Let me know if this helps!

Kamal Kunjapur
  • 8,547
  • 2
  • 22
  • 32
  • 2
    On an added note, if your index is too large and would want to see the status of reindex operations, while its still processing under the hood, refer to the `Task API`, which would help you give information as how many docs are processed and how many are still left during reindex operation. https://www.elastic.co/guide/en/elasticsearch/reference/current/docs-reindex.html#docs-reindex-task-api – Kamal Kunjapur May 24 '19 at 11:58
1

So, after some time I found a way more efficient solution to my problems : Dynamic templates and Index templates

I actually had trouble with ElasticSearch not recognizing some types of fields (like date or geo_point), so I forced them for specifically named fields with help of templates.
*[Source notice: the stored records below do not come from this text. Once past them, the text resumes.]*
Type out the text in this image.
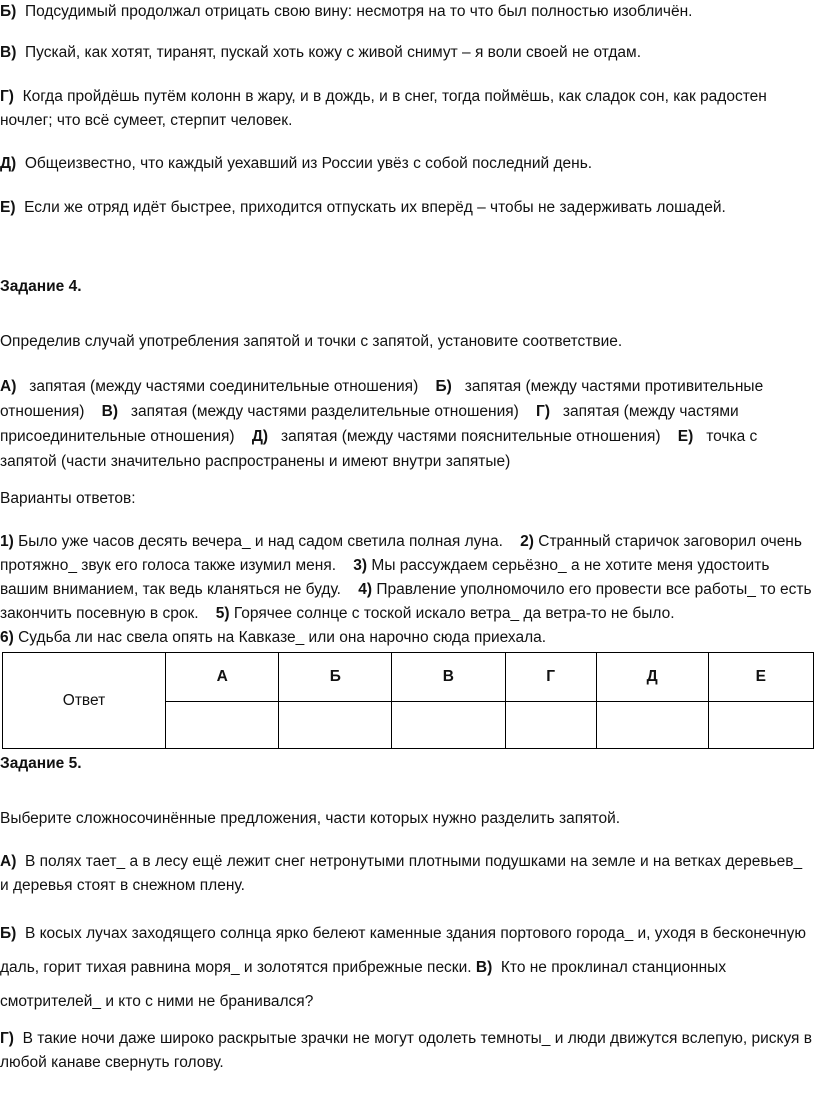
Б) Подсудимый продолжал отрицать свою вину: несмотря на то что был полностью изобличён.

В) Пускай, как хотят, тиранят, пускай хоть кожу с живой снимут – я воли своей не отдам.

Г) Когда пройдёшь путём колонн в жару, и в дождь, и в снег, тогда поймёшь, как сладок сон, как радостен ночлег; что всё сумеет, стерпит человек.

Д) Общеизвестно, что каждый уехавший из России увёз с собой последний день.

Е) Если же отряд идёт быстрее, приходится отпускать их вперёд – чтобы не задерживать лошадей.

Задание 4.

Определив случай употребления запятой и точки с запятой, установите соответствие.

А) запятая (между частями соединительные отношения) Б) запятая (между частями противительные отношения) В) запятая (между частями разделительные отношения) Г) запятая (между частями присоединительные отношения) Д) запятая (между частями пояснительные отношения) Е) точка с запятой (части значительно распространены и имеют внутри запятые)

Варианты ответов:

1) Было уже часов десять вечера_ и над садом светила полная луна. 2) Странный старичок заговорил очень протяжно_ звук его голоса также изумил меня. 3) Мы рассуждаем серьёзно_ а не хотите меня удостоить вашим вниманием, так ведь кланяться не буду. 4) Правление уполномочило его провести все работы_ то есть закончить посевную в срок. 5) Горячее солнце с тоской искало ветра_ да ветра-то не было.
6) Судьба ли нас свела опять на Кавказе_ или она нарочно сюда приехала.

Ответ	А	Б	В	Г	Д	Е

Задание 5.

Выберите сложносочинённые предложения, части которых нужно разделить запятой.

А) В полях тает_ а в лесу ещё лежит снег нетронутыми плотными подушками на земле и на ветках деревьев_ и деревья стоят в снежном плену.

Б) В косых лучах заходящего солнца ярко белеют каменные здания портового города_ и, уходя в бесконечную даль, горит тихая равнина моря_ и золотятся прибрежные пески. В) Кто не проклинал станционных смотрителей_ и кто с ними не бранивался?

Г) В такие ночи даже широко раскрытые зрачки не могут одолеть темноты_ и люди движутся вслепую, рискуя в любой канаве свернуть голову.
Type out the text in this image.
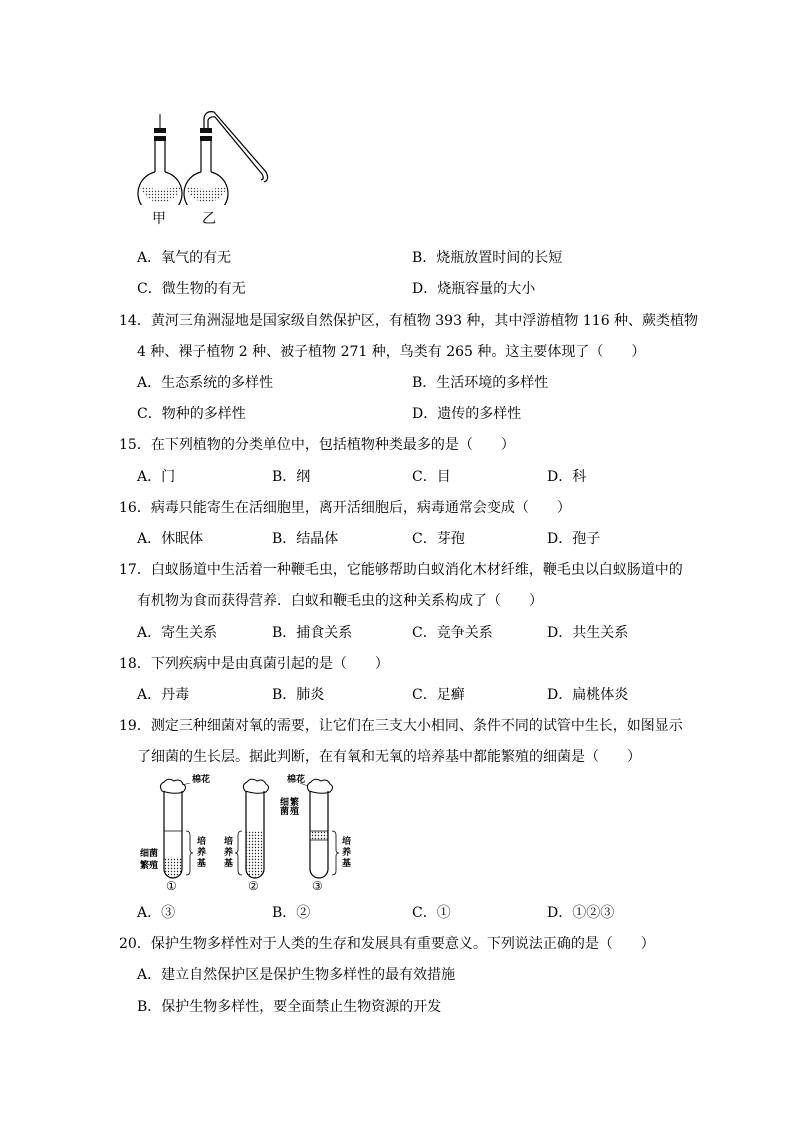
甲	乙
A．氧气的有无	B．烧瓶放置时间的长短
C．微生物的有无	D．烧瓶容量的大小
14．黄河三角洲湿地是国家级自然保护区，有植物 393 种，其中浮游植物 116 种、蕨类植物
4 种、裸子植物 2 种、被子植物 271 种，鸟类有 265 种。这主要体现了（　　）
A．生态系统的多样性	B．生活环境的多样性
C．物种的多样性	D．遗传的多样性
15．在下列植物的分类单位中，包括植物种类最多的是（　　）
A．门	B．纲	C．目	D．科
16．病毒只能寄生在活细胞里，离开活细胞后，病毒通常会变成（　　）
A．休眠体	B．结晶体	C．芽孢	D．孢子
17．白蚁肠道中生活着一种鞭毛虫，它能够帮助白蚁消化木材纤维，鞭毛虫以白蚁肠道中的
有机物为食而获得营养．白蚁和鞭毛虫的这种关系构成了（　　）
A．寄生关系	B．捕食关系	C．竞争关系	D．共生关系
18．下列疾病中是由真菌引起的是（　　）
A．丹毒	B．肺炎	C．足癣	D．扁桃体炎
19．测定三种细菌对氧的需要，让它们在三支大小相同、条件不同的试管中生长，如图显示
了细菌的生长层。据此判断，在有氧和无氧的培养基中都能繁殖的细菌是（　　）
棉花	棉花
细菌
繁殖
细菌 繁殖
培
养
基
培
养
基
培
养
基
①	②	③
A．③	B．②	C．①	D．①②③
20．保护生物多样性对于人类的生存和发展具有重要意义。下列说法正确的是（　　）
A．建立自然保护区是保护生物多样性的最有效措施
B．保护生物多样性，要全面禁止生物资源的开发
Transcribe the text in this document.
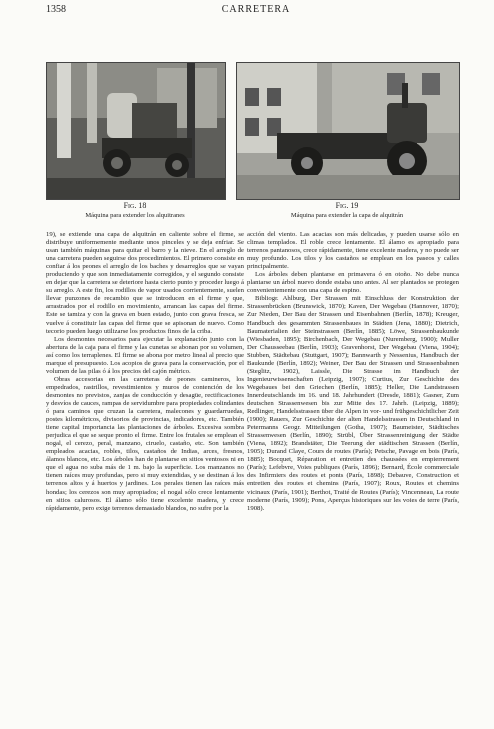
1358	CARRETERA
Fig. 18
Máquina para extender los alquitranes
Fig. 19
Máquina para extender la capa de alquitrán

19), se extiende una capa de alquitrán en caliente sobre el firme, se distribuye uniformemente mediante unos pinceles y se deja enfriar. Se usan también máquinas para quitar el barro y la nieve. En el arreglo de una carretera pueden seguirse dos procedimientos. El primero consiste en confiar á los peones el arreglo de los baches y desarreglos que se vayan produciendo y que son inmediatamente corregidos, y el segundo consiste en dejar que la carretera se deteriore hasta cierto punto y proceder luego á su arreglo. A este fin, los rodillos de vapor usados corrientemente, suelen llevar punzones de recambio que se introducen en el firme y que, arrastrados por el rodillo en movimiento, arrancan las capas del firme. Este se tamiza y con la grava en buen estado, junto con grava fresca, se vuelve á constituir las capas del firme que se apisonan de nuevo. Como tecorio pueden luego utilizarse los productos finos de la criba.

Los desmontes necesarios para ejecutar la explanación junto con la abertura de la caja para el firme y las cunetas se abonan por su volumen, así como los terraplenes. El firme se abona por metro lineal al precio que marque el presupuesto. Los acopios de grava para la conservación, por el volumen de las pilas ó á los precios del cajón métrico.

Obras accesorias en las carreteras de peones camineros, los empedrados, rastrillos, revestimientos y muros de contención de los desmontes no previstos, zanjas de conducción y desagüe, rectificaciones y desvíos de cauces, rampas de servidumbre para propiedades colindantes ó para caminos que cruzan la carretera, malecones y guardarruedas, postes kilométricos, divisorios de provincias, indicadores, etc. También tiene capital importancia las plantaciones de árboles. Excesiva sombra perjudica el que se seque pronto el firme. Entre los frutales se emplean el nogal, el cerezo, peral, manzano, ciruelo, castaño, etc. Son también empleados acacias, robles, tilos, castaños de Indias, arces, fresnos, álamos blancos, etc. Los árboles han de plantarse en sitios ventosos ni en que el agua no suba más de 1 m. bajo la superficie. Los manzanos no tienen raíces muy profundas, pero si muy extendidas, y se destinan á los terrenos altos y á huertos y jardines. Los perales tienen las raíces más hondas; los cerezos son muy apropiados; el nogal sólo crece lentamente en sitios calurosos. El álamo sólo tiene excelente madera, y crece rápidamente, pero exige terrenos demasiado blandos, no sufre por la

acción del viento. Las acacias son más delicadas, y pueden usarse sólo en climas templados. El roble crece lentamente. El álamo es apropiado para terrenos pantanosos, crece rápidamente, tiene excelente madera, y no puede ser muy profundo. Los tilos y los castaños se emplean en los paseos y calles principalmente.

Los árboles deben plantarse en primavera ó en otoño. No debe nunca plantarse un árbol nuevo donde estaba uno antes. Al ser plantados se protegen convenientemente con una capa de espino.

Bibliogr. Ahlburg, Der Strassen mit Einschluss der Konstruktion der Strassenbrücken (Brunswick, 1870); Kaven, Der Wegebau (Hannover, 1870); Zur Nieden, Der Bau der Strassen und Eisenbahnen (Berlín, 1878); Kreuger, Handbuch des gesammten Strassenbaues in Städten (Jena, 1880); Dietrich, Baumaterialien der Steinstrassen (Berlín, 1885); Löwe, Strassenbaukunde (Wiesbaden, 1895); Birchenbach, Der Wegebau (Nuremberg, 1900); Muller Der Chausseebau (Berlín, 1903); Gravenhorst, Der Wegebau (Viena, 1904); Stubben, Städtebau (Stuttgart, 1907); Bannwarth y Nessenius, Handbuch der Baukunde (Berlín, 1892); Weiner, Der Bau der Strassen und Strassenbahnen (Steglitz, 1902), Laissle, Die Strasse im Handbuch der Ingenieurwissenschaften (Leipzig, 1907); Curtius, Zur Geschichte des Wegebaues bei den Griechen (Berlín, 1885); Heller, Die Landstrassen Innerdeutschlands im 16. und 18. Jahrhundert (Dresde, 1881); Gasner, Zum deutschen Strassenwesen bis zur Mitte des 17. Jahrh. (Leipzig, 1889); Redlinger, Handelsstrassen über die Alpen in vor- und frühgeschichtlicher Zeit (1900); Rauers, Zur Geschichte der alten Handelsstrassen in Deutschland in Petermanns Geogr. Mitteilungen (Gotha, 1907); Baumeister, Städtisches Strassenwesen (Berlín, 1890); Strübl, Über Strassenreinigung der Städte (Viena, 1892); Brandstäter, Die Teerung der städtischen Strassen (Berlín, 1905); Durand Claye, Cours de routes (París); Petsche, Pavage en bois (París, 1885); Bocquet, Réparation et entretien des chaussées en empierrement (París); Lefebvre, Voies publiques (París, 1896); Bernard, École commerciale des Infirmiers des routes et ponts (París, 1898); Debauve, Construction et entretien des routes et chemins (París, 1907); Roux, Routes et chemins vicinaux (París, 1901); Berthot, Traité de Routes (París); Vincenneau, La route moderne (París, 1909); Pons, Aperçus historiques sur les voies de terre (París, 1908).
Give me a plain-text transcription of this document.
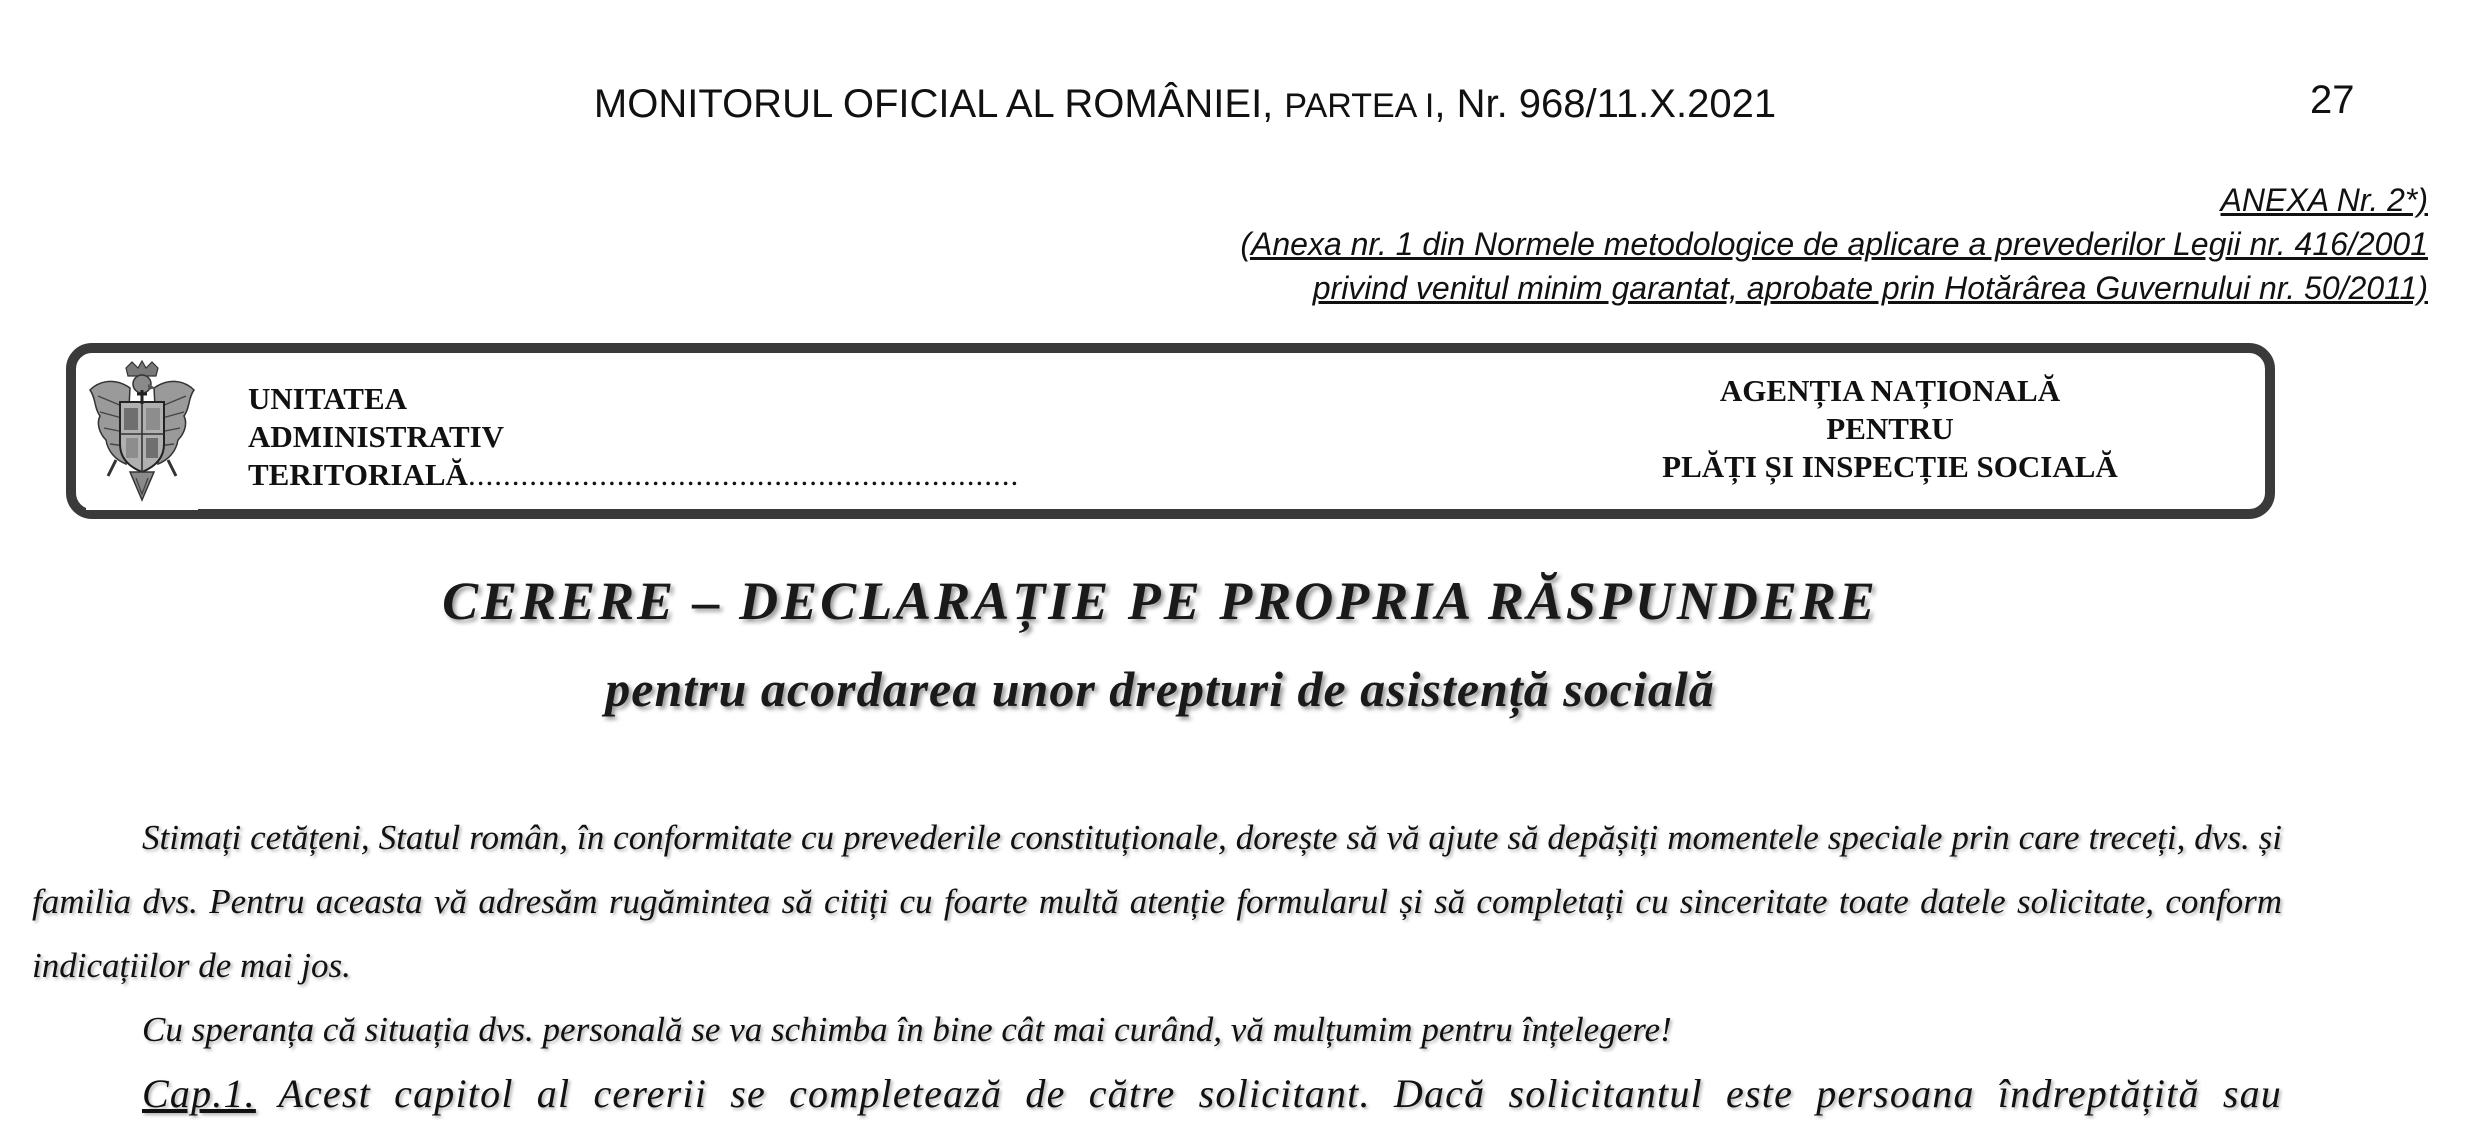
MONITORUL OFICIAL AL ROMÂNIEI, PARTEA I, Nr. 968/11.X.2021	27
ANEXA Nr. 2*)
(Anexa nr. 1 din Normele metodologice de aplicare a prevederilor Legii nr. 416/2001
privind venitul minim garantat, aprobate prin Hotărârea Guvernului nr. 50/2011)
UNITATEA
ADMINISTRATIV
TERITORIALĂ...............................................................
AGENȚIA NAȚIONALĂ
PENTRU
PLĂȚI ȘI INSPECȚIE SOCIALĂ
CERERE – DECLARAȚIE PE PROPRIA RĂSPUNDERE
pentru acordarea unor drepturi de asistență socială

Stimați cetățeni, Statul român, în conformitate cu prevederile constituționale, dorește să vă ajute să depășiți momentele speciale prin care treceți, dvs. și familia dvs. Pentru aceasta vă adresăm rugămintea să citiți cu foarte multă atenție formularul și să completați cu sinceritate toate datele solicitate, conform indicațiilor de mai jos.

Cu speranța că situația dvs. personală se va schimba în bine cât mai curând, vă mulțumim pentru înțelegere!

Cap.1. Acest capitol al cererii se completează de către solicitant. Dacă solicitantul este persoana îndreptățită sau
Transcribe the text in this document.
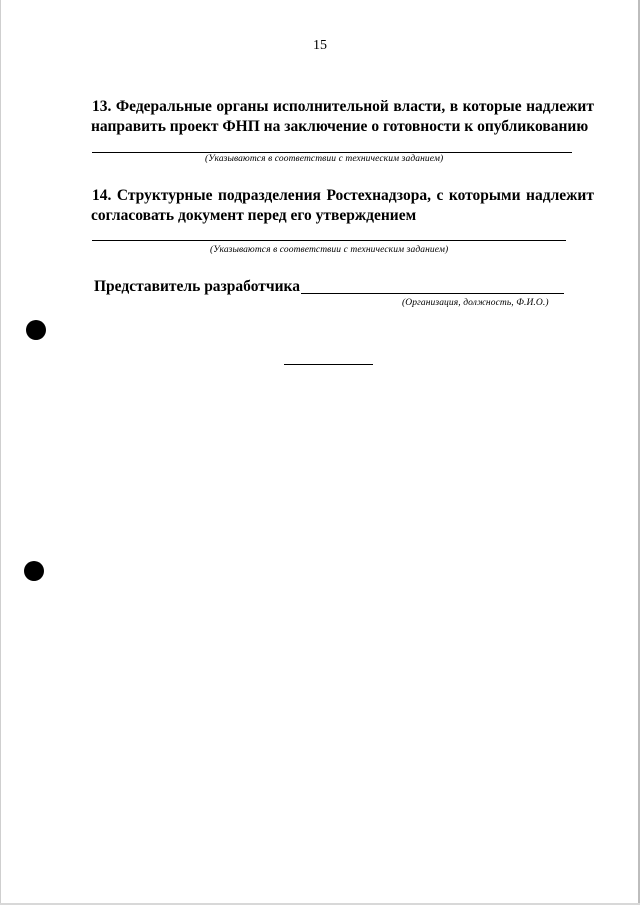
15
13. Федеральные органы исполнительной власти, в которые надлежит
направить проект ФНП на заключение о готовности к опубликованию
(Указываются в соответствии с техническим заданием)
14. Структурные подразделения Ростехнадзора, с которыми надлежит
согласовать документ перед его утверждением
(Указываются в соответствии с техническим заданием)
Представитель разработчика
(Организация, должность, Ф.И.О.)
If you want an example of my configuration in FOSElastica (doc is here) :

fos_elastica:
    serializer: 
        serializer: jms_serializer
    clients:
        default: 
            host: localhost 
            port: 9200
    index_templates: # https://www.elastic.co/guide/en/elasticsearch/reference/6.8/indices-templates.html
        base_template: # this is a custom name for the index template
            client: default
            template: "*" # this is where you define which indices will use this template
            types:
                _doc: # this is where you define which types will use this (_doc stands for every type/documents)
                    dynamic_templates: # https://www.elastic.co/guide/en/elasticsearch/reference/6.8/dynamic-templates.html
                        dynamic_date_template: # this is a custom name for the dynamic field template
                            match_pattern: regex
                            match: created|updated|tpq_date|taq_date
                            mapping:
                                type: date
                        dynamic_location_template:
                            match: location
                            mapping:
                                type: geo_point
Malcom HAMELIN
  • 305
  • 1
  • 3
  • 11